Palerider wrote: ↑Thu Jan 10, 2019 5:51 pm
2bizE wrote: ↑Tue Jan 08, 2019 7:24 pm
alas wrote: ↑Tue Jan 08, 2019 3:43 pm
I really don’t want to contemplate either of your questions.
I can understand that. My question is serious though, not the normal wiseass cracks I make.
I would guess there's no way to know on question number one unless you had access to some old family secrets. SOMEONE probably knew way back when but would that type of info survive??? Kind of doubt it.
Regarding question number two, I would assume that Brigham learned early on that there should be "moderation in all things"....
OK, taking the questions seriously, because, hey who doesn’t wonder about things like this?
What we know is limited, so some of this is just guess work.
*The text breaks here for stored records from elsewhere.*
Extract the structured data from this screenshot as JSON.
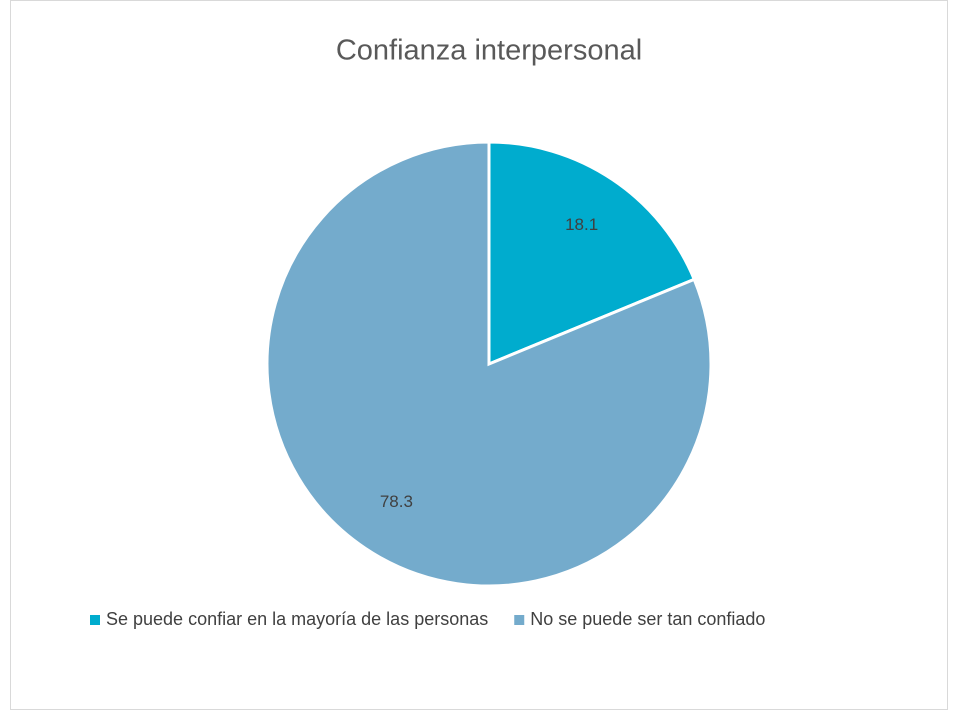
{
  "chart_data": {
    "type": "pie",
    "title": "Confianza interpersonal",
    "categories": [
      "Se puede confiar en la mayoría de las personas",
      "No se puede ser tan confiado"
    ],
    "values": [
      18.1,
      78.3
    ],
    "colors": [
      "#00acce",
      "#74abcc"
    ],
    "legend": "bottom"
  }
}
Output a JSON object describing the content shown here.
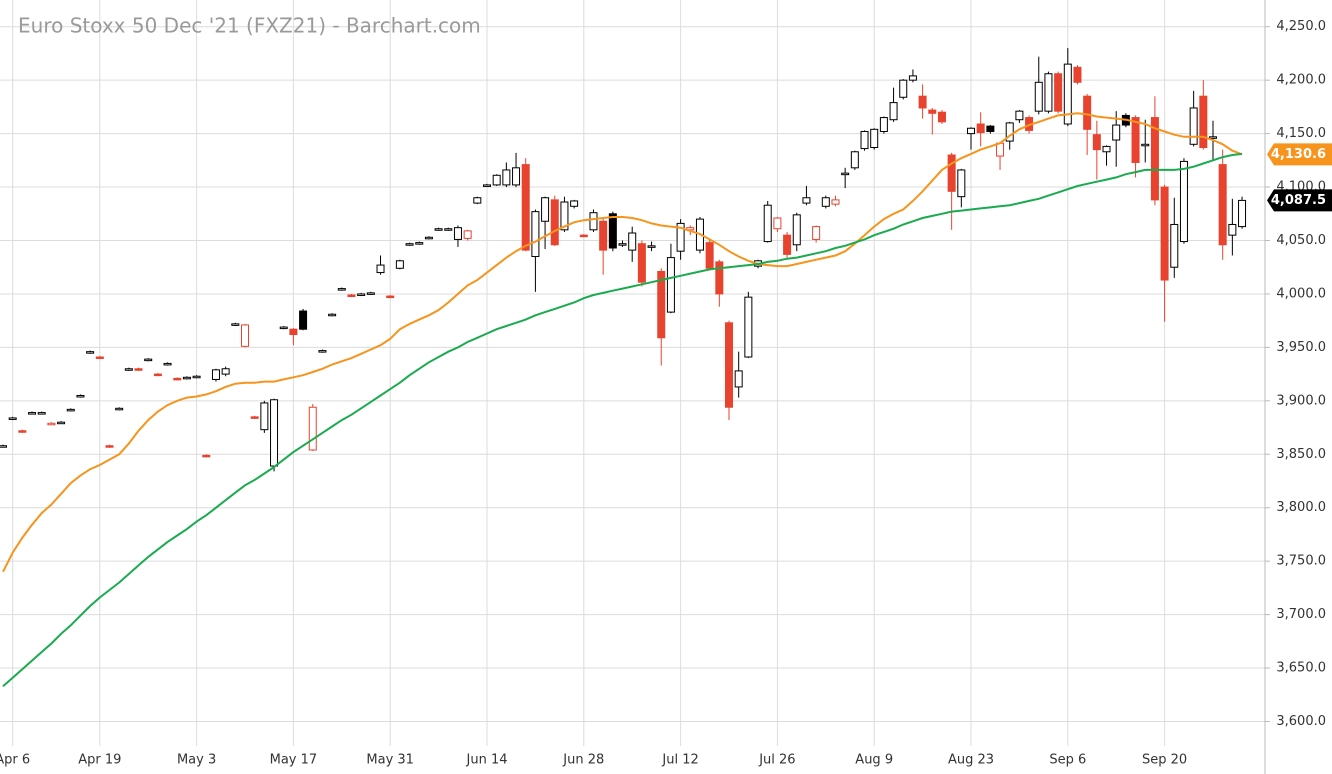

But their knowledge of sexually treated disease was really limited. They did not know germ theory, so had no idea how certain diseases spread. But we have to assume that Mormons were people too and just as vulnerable as the rest of the population to getting such diseases. But would they have known it if they did have it.
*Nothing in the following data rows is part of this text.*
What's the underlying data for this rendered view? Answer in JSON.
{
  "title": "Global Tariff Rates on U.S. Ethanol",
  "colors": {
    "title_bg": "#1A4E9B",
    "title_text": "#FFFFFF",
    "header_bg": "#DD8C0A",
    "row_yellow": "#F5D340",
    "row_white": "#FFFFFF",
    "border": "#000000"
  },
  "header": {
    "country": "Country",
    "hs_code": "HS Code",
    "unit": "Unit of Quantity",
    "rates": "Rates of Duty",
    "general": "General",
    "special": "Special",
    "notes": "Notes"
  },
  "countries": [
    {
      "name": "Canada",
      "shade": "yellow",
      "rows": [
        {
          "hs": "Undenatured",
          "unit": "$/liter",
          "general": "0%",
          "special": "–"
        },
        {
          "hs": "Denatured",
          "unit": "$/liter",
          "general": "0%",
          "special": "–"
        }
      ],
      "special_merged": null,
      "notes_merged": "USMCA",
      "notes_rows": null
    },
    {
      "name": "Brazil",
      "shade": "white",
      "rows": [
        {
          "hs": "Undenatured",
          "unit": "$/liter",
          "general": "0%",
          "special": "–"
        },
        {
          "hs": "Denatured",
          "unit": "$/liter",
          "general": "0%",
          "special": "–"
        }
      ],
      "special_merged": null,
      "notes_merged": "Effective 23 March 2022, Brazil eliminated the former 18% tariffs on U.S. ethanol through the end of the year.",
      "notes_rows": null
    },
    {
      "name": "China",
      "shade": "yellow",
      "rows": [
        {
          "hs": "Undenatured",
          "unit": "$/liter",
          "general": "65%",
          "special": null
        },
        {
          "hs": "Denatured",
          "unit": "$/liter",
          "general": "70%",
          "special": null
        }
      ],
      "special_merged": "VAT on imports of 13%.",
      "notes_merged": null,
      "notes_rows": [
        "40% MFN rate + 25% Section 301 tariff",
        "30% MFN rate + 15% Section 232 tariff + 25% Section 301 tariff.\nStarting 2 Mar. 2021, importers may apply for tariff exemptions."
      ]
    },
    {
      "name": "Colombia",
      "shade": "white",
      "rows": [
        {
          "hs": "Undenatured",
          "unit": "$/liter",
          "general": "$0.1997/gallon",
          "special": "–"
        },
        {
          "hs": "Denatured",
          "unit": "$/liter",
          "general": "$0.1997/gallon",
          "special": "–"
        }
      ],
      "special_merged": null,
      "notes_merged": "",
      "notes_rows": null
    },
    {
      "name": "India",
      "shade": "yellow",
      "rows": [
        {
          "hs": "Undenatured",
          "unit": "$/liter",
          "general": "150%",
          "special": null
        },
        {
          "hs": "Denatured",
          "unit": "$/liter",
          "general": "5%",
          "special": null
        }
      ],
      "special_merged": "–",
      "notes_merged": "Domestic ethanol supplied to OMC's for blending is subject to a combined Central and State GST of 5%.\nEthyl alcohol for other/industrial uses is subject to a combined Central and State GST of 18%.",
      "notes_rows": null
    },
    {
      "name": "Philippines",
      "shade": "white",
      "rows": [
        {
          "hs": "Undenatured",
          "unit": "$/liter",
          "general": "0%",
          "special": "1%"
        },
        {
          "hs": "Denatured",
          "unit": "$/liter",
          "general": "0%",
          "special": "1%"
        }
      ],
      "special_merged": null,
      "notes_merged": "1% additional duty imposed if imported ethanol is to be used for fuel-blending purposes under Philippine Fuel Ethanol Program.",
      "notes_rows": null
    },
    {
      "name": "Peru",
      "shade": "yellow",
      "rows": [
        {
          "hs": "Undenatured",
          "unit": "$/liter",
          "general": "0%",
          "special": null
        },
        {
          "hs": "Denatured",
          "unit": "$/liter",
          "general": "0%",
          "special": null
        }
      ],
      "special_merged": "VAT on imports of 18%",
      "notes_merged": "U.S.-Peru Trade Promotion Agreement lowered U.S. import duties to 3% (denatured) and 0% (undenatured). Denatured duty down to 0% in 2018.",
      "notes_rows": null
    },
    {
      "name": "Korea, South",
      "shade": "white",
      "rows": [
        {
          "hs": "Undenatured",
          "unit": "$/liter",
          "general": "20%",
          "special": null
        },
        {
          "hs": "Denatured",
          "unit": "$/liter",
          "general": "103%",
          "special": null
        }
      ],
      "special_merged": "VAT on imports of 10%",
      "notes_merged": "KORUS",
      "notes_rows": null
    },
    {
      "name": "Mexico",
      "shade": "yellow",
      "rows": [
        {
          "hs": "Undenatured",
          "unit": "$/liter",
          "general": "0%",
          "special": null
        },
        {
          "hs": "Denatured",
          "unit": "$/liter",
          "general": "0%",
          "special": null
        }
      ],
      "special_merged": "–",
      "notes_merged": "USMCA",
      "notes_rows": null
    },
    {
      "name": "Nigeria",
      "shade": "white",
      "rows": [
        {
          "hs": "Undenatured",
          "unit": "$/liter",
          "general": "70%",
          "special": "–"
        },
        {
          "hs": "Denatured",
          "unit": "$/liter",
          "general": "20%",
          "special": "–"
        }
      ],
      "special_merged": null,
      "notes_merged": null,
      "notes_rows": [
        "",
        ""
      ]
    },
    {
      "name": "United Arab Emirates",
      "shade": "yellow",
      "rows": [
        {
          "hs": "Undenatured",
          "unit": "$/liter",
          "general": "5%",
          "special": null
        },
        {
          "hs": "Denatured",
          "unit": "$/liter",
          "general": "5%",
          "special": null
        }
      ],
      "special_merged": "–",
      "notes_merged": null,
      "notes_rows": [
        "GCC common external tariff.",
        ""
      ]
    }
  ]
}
I think one reason virgins were preferred over the millennia was that men who only had sex with women who were virgin at the first time didn’t give the men disease and over time things that keep us healthy become inborn preferences, sort of like instinct. We know them without knowing them. It is like without knowing about bubonic plague, humans do not like to live in places infested with rats and mice. There is an instinctive aversion to rats. In the same way, men who preferred young virgins would have healthier lives, wives, and children, so would more likely pass on their genes into the next generation. I don’t think it was just about the women being young and fertile, but also being pure and disease free.
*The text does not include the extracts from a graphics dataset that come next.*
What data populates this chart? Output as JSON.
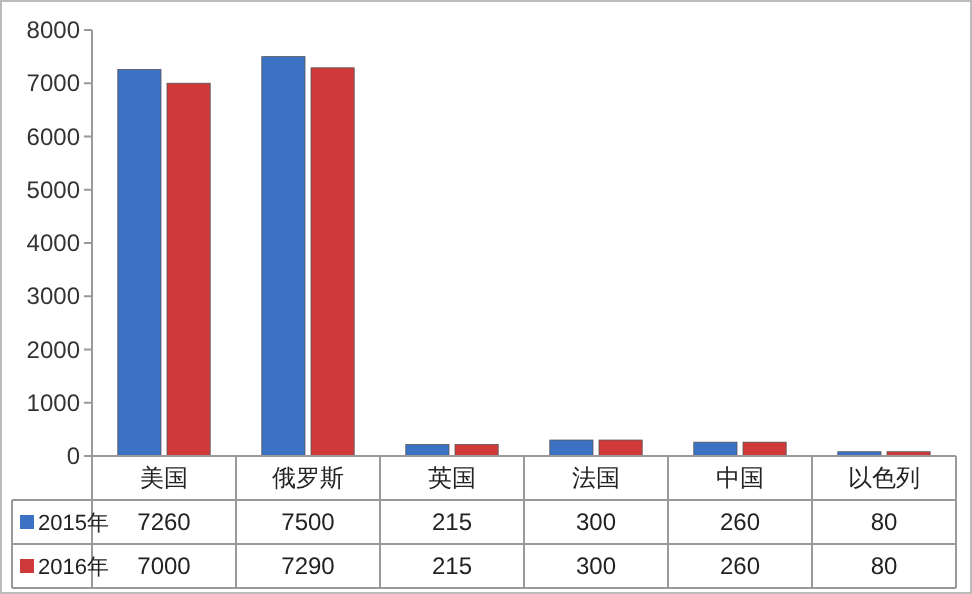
{
  "chart_data": {
    "type": "bar",
    "categories": [
      "美国",
      "俄罗斯",
      "英国",
      "法国",
      "中国",
      "以色列"
    ],
    "series": [
      {
        "name": "2015年",
        "color": "#3b72c4",
        "values": [
          7260,
          7500,
          215,
          300,
          260,
          80
        ]
      },
      {
        "name": "2016年",
        "color": "#d0393a",
        "values": [
          7000,
          7290,
          215,
          300,
          260,
          80
        ]
      }
    ],
    "ylim": [
      0,
      8000
    ],
    "yticks": [
      0,
      1000,
      2000,
      3000,
      4000,
      5000,
      6000,
      7000,
      8000
    ],
    "data_labels": true,
    "legend": "bottom",
    "grid": false
  }
}
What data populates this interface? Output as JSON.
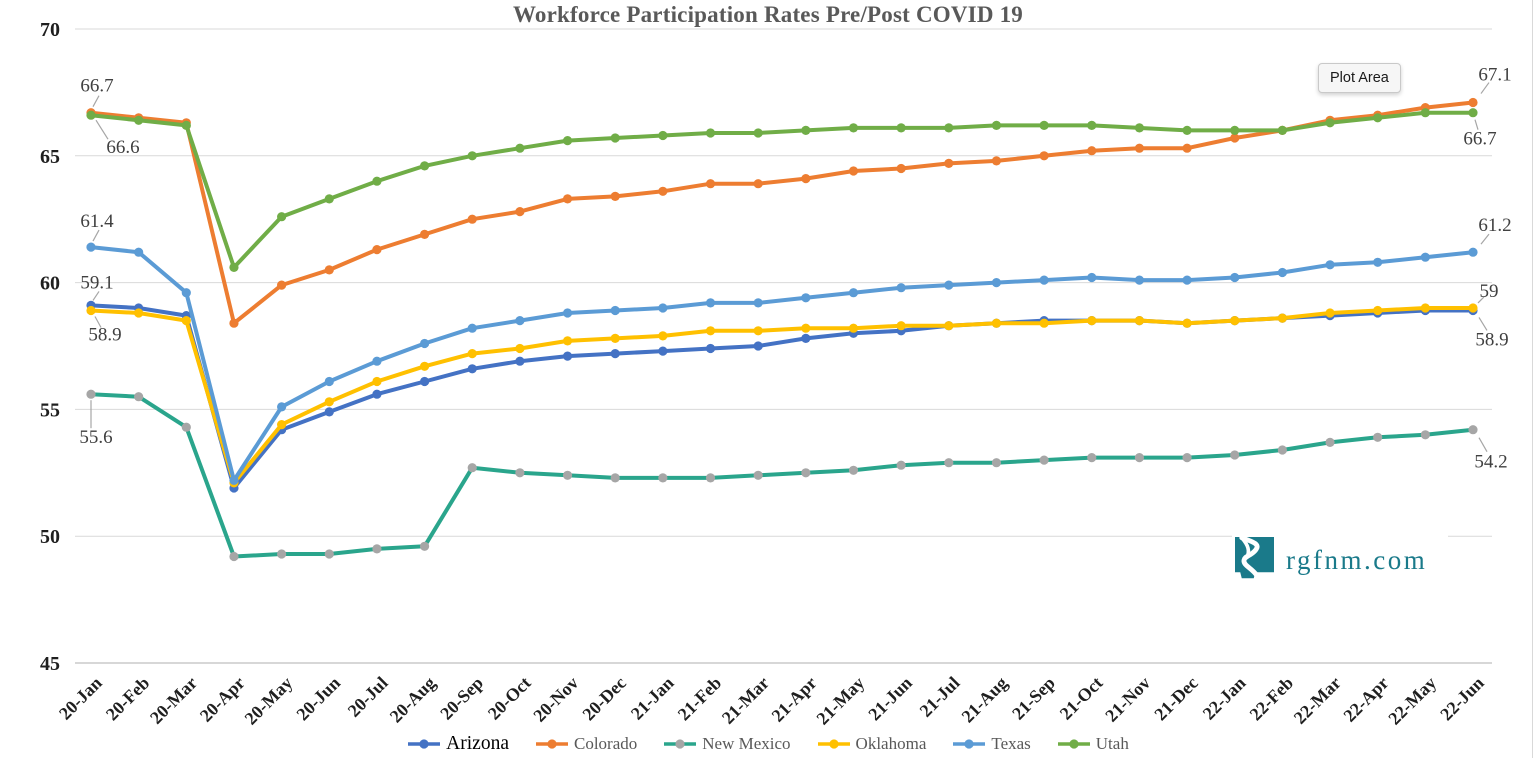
{
  "title": "Workforce Participation Rates Pre/Post COVID 19",
  "plot_area_label": "Plot Area",
  "logo": {
    "text": "rgfnm.com",
    "color": "#1a7a8a",
    "icon": "new-mexico-river-icon"
  },
  "colors": {
    "gridline": "#d9d9d9",
    "axis_line": "#bfbfbf",
    "leader_line": "#a6a6a6",
    "axis_text": "#1f1f1f",
    "point_label_text": "#404040",
    "title_text": "#595959"
  },
  "chart_data": {
    "type": "line",
    "title": "Workforce Participation Rates Pre/Post COVID 19",
    "xlabel": "",
    "ylabel": "",
    "ylim": [
      45,
      70
    ],
    "yticks": [
      70,
      65,
      60,
      55,
      50,
      45
    ],
    "grid": true,
    "legend_position": "bottom",
    "marker": "circle",
    "categories": [
      "20-Jan",
      "20-Feb",
      "20-Mar",
      "20-Apr",
      "20-May",
      "20-Jun",
      "20-Jul",
      "20-Aug",
      "20-Sep",
      "20-Oct",
      "20-Nov",
      "20-Dec",
      "21-Jan",
      "21-Feb",
      "21-Mar",
      "21-Apr",
      "21-May",
      "21-Jun",
      "21-Jul",
      "21-Aug",
      "21-Sep",
      "21-Oct",
      "21-Nov",
      "21-Dec",
      "22-Jan",
      "22-Feb",
      "22-Mar",
      "22-Apr",
      "22-May",
      "22-Jun"
    ],
    "series": [
      {
        "name": "Arizona",
        "color": "#4472c4",
        "marker_color": "#4472c4",
        "values": [
          59.1,
          59.0,
          58.7,
          51.9,
          54.2,
          54.9,
          55.6,
          56.1,
          56.6,
          56.9,
          57.1,
          57.2,
          57.3,
          57.4,
          57.5,
          57.8,
          58.0,
          58.1,
          58.3,
          58.4,
          58.5,
          58.5,
          58.5,
          58.4,
          58.5,
          58.6,
          58.7,
          58.8,
          58.9,
          58.9
        ]
      },
      {
        "name": "Colorado",
        "color": "#ed7d31",
        "marker_color": "#ed7d31",
        "values": [
          66.7,
          66.5,
          66.3,
          58.4,
          59.9,
          60.5,
          61.3,
          61.9,
          62.5,
          62.8,
          63.3,
          63.4,
          63.6,
          63.9,
          63.9,
          64.1,
          64.4,
          64.5,
          64.7,
          64.8,
          65.0,
          65.2,
          65.3,
          65.3,
          65.7,
          66.0,
          66.4,
          66.6,
          66.9,
          67.1
        ]
      },
      {
        "name": "New Mexico",
        "color": "#2aa58c",
        "marker_color": "#a6a6a6",
        "values": [
          55.6,
          55.5,
          54.3,
          49.2,
          49.3,
          49.3,
          49.5,
          49.6,
          52.7,
          52.5,
          52.4,
          52.3,
          52.3,
          52.3,
          52.4,
          52.5,
          52.6,
          52.8,
          52.9,
          52.9,
          53.0,
          53.1,
          53.1,
          53.1,
          53.2,
          53.4,
          53.7,
          53.9,
          54.0,
          54.2
        ]
      },
      {
        "name": "Oklahoma",
        "color": "#ffc000",
        "marker_color": "#ffc000",
        "values": [
          58.9,
          58.8,
          58.5,
          52.1,
          54.4,
          55.3,
          56.1,
          56.7,
          57.2,
          57.4,
          57.7,
          57.8,
          57.9,
          58.1,
          58.1,
          58.2,
          58.2,
          58.3,
          58.3,
          58.4,
          58.4,
          58.5,
          58.5,
          58.4,
          58.5,
          58.6,
          58.8,
          58.9,
          59.0,
          59.0
        ]
      },
      {
        "name": "Texas",
        "color": "#5b9bd5",
        "marker_color": "#5b9bd5",
        "values": [
          61.4,
          61.2,
          59.6,
          52.2,
          55.1,
          56.1,
          56.9,
          57.6,
          58.2,
          58.5,
          58.8,
          58.9,
          59.0,
          59.2,
          59.2,
          59.4,
          59.6,
          59.8,
          59.9,
          60.0,
          60.1,
          60.2,
          60.1,
          60.1,
          60.2,
          60.4,
          60.7,
          60.8,
          61.0,
          61.2
        ]
      },
      {
        "name": "Utah",
        "color": "#70ad47",
        "marker_color": "#70ad47",
        "values": [
          66.6,
          66.4,
          66.2,
          60.6,
          62.6,
          63.3,
          64.0,
          64.6,
          65.0,
          65.3,
          65.6,
          65.7,
          65.8,
          65.9,
          65.9,
          66.0,
          66.1,
          66.1,
          66.1,
          66.2,
          66.2,
          66.2,
          66.1,
          66.0,
          66.0,
          66.0,
          66.3,
          66.5,
          66.7,
          66.7
        ]
      }
    ],
    "point_labels": [
      {
        "series": "Colorado",
        "end": "first",
        "text": "66.7"
      },
      {
        "series": "Utah",
        "end": "first",
        "text": "66.6"
      },
      {
        "series": "Texas",
        "end": "first",
        "text": "61.4"
      },
      {
        "series": "Arizona",
        "end": "first",
        "text": "59.1"
      },
      {
        "series": "Oklahoma",
        "end": "first",
        "text": "58.9"
      },
      {
        "series": "New Mexico",
        "end": "first",
        "text": "55.6"
      },
      {
        "series": "Colorado",
        "end": "last",
        "text": "67.1"
      },
      {
        "series": "Utah",
        "end": "last",
        "text": "66.7"
      },
      {
        "series": "Texas",
        "end": "last",
        "text": "61.2"
      },
      {
        "series": "Oklahoma",
        "end": "last",
        "text": "59"
      },
      {
        "series": "Arizona",
        "end": "last",
        "text": "58.9"
      },
      {
        "series": "New Mexico",
        "end": "last",
        "text": "54.2"
      }
    ]
  }
}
So, even though some wives got passed from man to man to man, polygamy was really closer to monogamy because the men were supposed to marry virgins, and as long as none of the husbands also went to the brothels, and only had sex with women with limited sexual experience, the STDs would be avoided.
Now the single men who frequented the brothels, I am sure many of them had and passed along STDs, but since disease was still very mysterious, we really don’t know what the men had.
Consider, we really don’t know what BY died of. And we have written history of him being sick, but was it appendicitis or arsenic poisoning? There are theories. We look back at people like this and sometimes we can figure out symptoms and match it up with a disease. Other times, there is no record of their symptoms. Another famous man, Edgar Allen Poe, he died of something unknown at the time. But enough was recorded about his illness that many feel he died of rabies, but there is no record of an animal bite, and at the time, they didn’t know enough to ask.
About question #2, I don’t think there was any pressure on him to have sex any more than he wanted. We know he didn’t bother visiting any of his wives he didn’t want to. So, I think the idea that a man married polygamously would have lots and lots of sex is just bunk. Why would he have any more than he wanted. He had no obligation to keep his wives happy. So, I am pretty sure the men never suffered any discomfort from too much or forced sex.
It was not like the scene in Little Big Man where his wife brought her “sisters” and said how their husbands had been killed and they had no man to hunt meet for them and since he was such a good husband and provider, could he please take these women to provide food in the cold winter months. He says yes, but then his wife and all the new wives expect him to service them sexually, so he drags himself from one bed to the next trying to make them all happy.
The men were under no obligation to even visit the wives, let alone satisfy them sexually.